Das Verwaltungsgericht hat den Streitwert gemäß § 52 Abs. 2 GKG in Verbindung mit der Empfehlung in der Nummer 36.4 des Streitwertkatalogs für die Verwaltungsgerichtsbarkeit zutreffend auf 5.000 € festgesetzt. Es entspricht gefestigter Spruchpraxis des beschließenden, für das Recht der berufsbezogenen Prüfungen zuständigen Senats des Bayerischen Verwaltungsgerichtshofs, die Abgrenzung zwischen den „(sonstigen) berufseröffnenden Prüfungen“ im Sinn der Nummer 36.3 des Streitwertkatalogs und den von der Nummer 36.4 erfassten „sonstigen Prüfungen“ in der Weise vorzunehmen, dass der erstgenannten Kategorie nur solche Prüfungen unterfallen, deren Bestehen Voraussetzung für die Aufhebung einer öffentlich-rechtlichen subjektiven Zulassungsschranke für die Aufnahme einer beruflichen Tätigkeit ist (BayVGH, B.v. 23.5.2012 – 22 C 12.791 – juris Rn. 2; B.v. 8.5.2014 – 22 C 14.1018 – juris Rn. 6 f.; B.v. 16.12.2015 – 22 ZB 15.2189 – juris Rn. 21; B.v. 29.4.2016 – 22 C 16.439 – juris; B.v. 29.4.2016 – 22 C 16.530 – juris Rn. 6 – 11; B.v. 27.6.2018 – 22 CE 18.1073 – juris Rn. 24).

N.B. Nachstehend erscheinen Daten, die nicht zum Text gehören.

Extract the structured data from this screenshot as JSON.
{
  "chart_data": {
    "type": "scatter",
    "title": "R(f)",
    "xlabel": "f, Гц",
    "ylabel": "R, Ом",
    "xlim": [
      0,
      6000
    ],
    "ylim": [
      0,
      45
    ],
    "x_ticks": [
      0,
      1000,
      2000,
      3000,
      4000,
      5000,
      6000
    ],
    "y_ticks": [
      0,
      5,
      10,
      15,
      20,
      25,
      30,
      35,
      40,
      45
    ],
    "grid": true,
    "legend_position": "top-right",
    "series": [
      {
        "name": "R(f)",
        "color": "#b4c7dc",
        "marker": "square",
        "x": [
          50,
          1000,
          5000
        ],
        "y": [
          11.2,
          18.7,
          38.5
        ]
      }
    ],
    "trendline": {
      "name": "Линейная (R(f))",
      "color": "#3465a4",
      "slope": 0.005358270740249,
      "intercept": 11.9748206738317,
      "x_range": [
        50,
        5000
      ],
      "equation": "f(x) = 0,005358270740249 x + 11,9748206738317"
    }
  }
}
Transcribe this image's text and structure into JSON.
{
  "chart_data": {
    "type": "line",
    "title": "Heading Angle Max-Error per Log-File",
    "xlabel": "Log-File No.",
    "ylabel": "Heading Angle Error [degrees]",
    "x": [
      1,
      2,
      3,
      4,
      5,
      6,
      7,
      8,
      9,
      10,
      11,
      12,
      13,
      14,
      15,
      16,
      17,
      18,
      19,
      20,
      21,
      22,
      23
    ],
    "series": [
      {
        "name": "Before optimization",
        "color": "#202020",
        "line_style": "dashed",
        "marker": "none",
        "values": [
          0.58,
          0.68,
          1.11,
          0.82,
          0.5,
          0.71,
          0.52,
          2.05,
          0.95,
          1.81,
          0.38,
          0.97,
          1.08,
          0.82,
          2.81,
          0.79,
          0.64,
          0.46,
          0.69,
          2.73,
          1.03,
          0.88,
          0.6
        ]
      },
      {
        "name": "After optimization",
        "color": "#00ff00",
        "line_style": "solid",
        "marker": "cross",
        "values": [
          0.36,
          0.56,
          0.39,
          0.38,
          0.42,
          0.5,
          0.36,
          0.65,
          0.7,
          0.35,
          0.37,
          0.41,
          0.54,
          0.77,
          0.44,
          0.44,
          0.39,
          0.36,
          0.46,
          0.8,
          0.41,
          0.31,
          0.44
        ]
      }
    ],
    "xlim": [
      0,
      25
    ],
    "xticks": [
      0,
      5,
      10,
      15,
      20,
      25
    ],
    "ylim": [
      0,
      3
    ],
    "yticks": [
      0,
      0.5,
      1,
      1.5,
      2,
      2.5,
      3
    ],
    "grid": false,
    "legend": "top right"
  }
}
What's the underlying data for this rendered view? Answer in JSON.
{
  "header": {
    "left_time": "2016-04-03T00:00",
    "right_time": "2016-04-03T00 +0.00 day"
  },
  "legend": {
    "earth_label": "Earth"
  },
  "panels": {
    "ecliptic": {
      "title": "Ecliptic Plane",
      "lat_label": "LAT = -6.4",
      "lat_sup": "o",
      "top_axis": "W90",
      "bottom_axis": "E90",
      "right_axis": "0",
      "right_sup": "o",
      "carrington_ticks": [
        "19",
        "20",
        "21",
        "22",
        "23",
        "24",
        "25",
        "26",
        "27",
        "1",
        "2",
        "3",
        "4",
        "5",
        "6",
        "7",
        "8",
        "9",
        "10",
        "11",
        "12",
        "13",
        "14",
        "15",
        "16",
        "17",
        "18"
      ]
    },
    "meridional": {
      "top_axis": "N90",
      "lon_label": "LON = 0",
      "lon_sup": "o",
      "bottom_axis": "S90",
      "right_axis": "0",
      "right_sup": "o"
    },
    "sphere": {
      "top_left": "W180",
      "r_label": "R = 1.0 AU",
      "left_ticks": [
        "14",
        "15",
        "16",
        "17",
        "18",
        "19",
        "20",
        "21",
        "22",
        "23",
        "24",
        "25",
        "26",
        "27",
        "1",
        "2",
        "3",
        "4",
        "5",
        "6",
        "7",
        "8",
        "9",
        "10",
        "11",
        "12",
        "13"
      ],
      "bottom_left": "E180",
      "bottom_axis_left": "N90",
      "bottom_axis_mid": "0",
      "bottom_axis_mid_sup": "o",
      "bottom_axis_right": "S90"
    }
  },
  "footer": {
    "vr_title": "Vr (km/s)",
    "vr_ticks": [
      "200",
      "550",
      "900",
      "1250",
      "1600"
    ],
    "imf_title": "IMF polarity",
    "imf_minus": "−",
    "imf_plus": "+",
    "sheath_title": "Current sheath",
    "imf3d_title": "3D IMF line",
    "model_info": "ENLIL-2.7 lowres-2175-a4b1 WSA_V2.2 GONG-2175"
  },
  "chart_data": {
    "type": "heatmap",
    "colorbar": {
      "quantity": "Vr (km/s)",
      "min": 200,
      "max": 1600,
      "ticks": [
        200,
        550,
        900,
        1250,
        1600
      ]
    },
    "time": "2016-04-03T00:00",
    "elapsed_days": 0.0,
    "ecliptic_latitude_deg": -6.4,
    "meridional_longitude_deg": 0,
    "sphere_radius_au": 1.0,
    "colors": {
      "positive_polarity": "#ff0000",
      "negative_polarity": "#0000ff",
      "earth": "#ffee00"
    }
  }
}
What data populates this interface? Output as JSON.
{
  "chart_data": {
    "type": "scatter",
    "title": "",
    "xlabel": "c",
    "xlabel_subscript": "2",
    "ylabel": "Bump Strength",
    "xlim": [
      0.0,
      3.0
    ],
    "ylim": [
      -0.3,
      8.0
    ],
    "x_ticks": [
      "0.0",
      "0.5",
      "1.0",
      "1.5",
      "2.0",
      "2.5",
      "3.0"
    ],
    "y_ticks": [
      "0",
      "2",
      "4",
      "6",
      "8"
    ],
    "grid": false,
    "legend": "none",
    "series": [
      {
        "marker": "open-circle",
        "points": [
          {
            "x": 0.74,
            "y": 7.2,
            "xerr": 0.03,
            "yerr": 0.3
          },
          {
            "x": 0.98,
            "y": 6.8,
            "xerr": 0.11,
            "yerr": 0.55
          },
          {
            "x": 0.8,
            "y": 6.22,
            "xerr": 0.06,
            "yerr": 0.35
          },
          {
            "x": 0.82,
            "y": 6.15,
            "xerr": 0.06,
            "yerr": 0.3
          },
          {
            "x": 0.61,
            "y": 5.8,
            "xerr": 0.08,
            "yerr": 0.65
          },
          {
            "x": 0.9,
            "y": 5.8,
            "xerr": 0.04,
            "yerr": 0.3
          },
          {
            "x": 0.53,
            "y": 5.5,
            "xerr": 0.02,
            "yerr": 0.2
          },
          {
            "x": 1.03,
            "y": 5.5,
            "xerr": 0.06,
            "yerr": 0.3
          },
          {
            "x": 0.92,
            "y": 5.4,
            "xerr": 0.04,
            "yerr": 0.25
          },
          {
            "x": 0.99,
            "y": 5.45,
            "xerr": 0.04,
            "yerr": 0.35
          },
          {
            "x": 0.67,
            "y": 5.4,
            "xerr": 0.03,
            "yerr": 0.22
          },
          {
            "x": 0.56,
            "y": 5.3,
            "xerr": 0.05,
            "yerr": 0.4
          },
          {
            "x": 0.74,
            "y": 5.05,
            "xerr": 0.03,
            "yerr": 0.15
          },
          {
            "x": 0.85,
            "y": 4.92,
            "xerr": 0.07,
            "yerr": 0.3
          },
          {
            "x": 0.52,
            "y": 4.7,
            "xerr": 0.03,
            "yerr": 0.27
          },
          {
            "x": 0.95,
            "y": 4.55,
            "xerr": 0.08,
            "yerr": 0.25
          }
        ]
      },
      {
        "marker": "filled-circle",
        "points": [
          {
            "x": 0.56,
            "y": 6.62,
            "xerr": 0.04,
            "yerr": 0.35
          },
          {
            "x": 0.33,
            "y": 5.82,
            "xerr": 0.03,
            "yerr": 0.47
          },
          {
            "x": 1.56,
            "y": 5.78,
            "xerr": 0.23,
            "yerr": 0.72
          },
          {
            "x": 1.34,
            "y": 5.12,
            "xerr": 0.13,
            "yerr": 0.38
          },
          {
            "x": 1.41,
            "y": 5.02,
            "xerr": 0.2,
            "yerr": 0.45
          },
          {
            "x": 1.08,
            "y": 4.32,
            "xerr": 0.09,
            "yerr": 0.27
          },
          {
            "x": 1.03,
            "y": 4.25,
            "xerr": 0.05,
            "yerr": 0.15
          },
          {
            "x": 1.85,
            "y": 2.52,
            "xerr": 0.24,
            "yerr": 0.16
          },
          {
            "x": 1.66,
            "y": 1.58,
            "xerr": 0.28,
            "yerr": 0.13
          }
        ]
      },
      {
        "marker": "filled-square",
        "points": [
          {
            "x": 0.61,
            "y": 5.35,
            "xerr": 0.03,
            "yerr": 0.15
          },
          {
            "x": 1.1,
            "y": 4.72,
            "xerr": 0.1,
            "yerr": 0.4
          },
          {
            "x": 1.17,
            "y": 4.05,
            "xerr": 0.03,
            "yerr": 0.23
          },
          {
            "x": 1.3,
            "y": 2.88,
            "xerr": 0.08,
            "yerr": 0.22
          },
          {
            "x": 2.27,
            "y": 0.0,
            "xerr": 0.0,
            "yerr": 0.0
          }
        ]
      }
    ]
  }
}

Das Beschwerdevorbringen gibt keinen Anlass, von dieser Handhabung abzugehen. Denn das Kriterium der durch die Prüfung bewirkten Aufhebung einer öffentlich-rechtlichen Berufszugangsschranke erlaubt eine eindeutige Abgrenzung zwischen den Anwendungsbereichen der Nummern 36.3 und 36.4 des Streitwertkatalogs; den Rechtsschutzsuchenden und ihren anwaltlichen Beratern wird auf diese Weise eine zuverlässige Prognose des mit dem Beschreiten des Rechtswegs einhergehenden Kostenrisikos ermöglicht. Dies wäre nur in wesentlich geringerem Maß der Fall, müsste – wie das auf der Grundlage der Auffassung der Klagebevollmächtigten geboten wäre – zu diesem Zweck zum einen beurteilt werden, ob eine bestimmte Tätigkeit nach der Verkehrsanschauung als eigenständiger „Beruf“ anzusehen ist, und ob zum anderen nach den jeweiligen Gegebenheiten des Arbeitsmarktes nur dann eine realistische Aussicht besteht, in diesem Beruf beschäftigt zu werden, wenn ein Interessent die inmitten stehende Prüfung erfolgreich abgelegt hat. Der (zudem nicht näher begründeten) Auffassung, die im Beschluss des Verwaltungsgerichts Koblenz vom 26. Juni 1992 (3 K 795/92.KO) zum Ausdruck gelangt, kann vor diesem Hintergrund nicht gefolgt werden.
Einer Kostenentscheidung bedarf es nicht, da Streitwertbeschwerden nach § 68 Abs. 3 Satz 1 GKG gerichtsgebührenfrei sind, sich bereits aus § 22 Abs. 1 Satz 1 GKG ergibt, dass die Bevollmächtigten der Klägerin im Beschwerdeverfahren ggf. angefallene gerichtliche Auslagen zu tragen haben, und außergerichtliche Kosten gemäß § 68 Abs. 3 GKG nicht erstattet werden.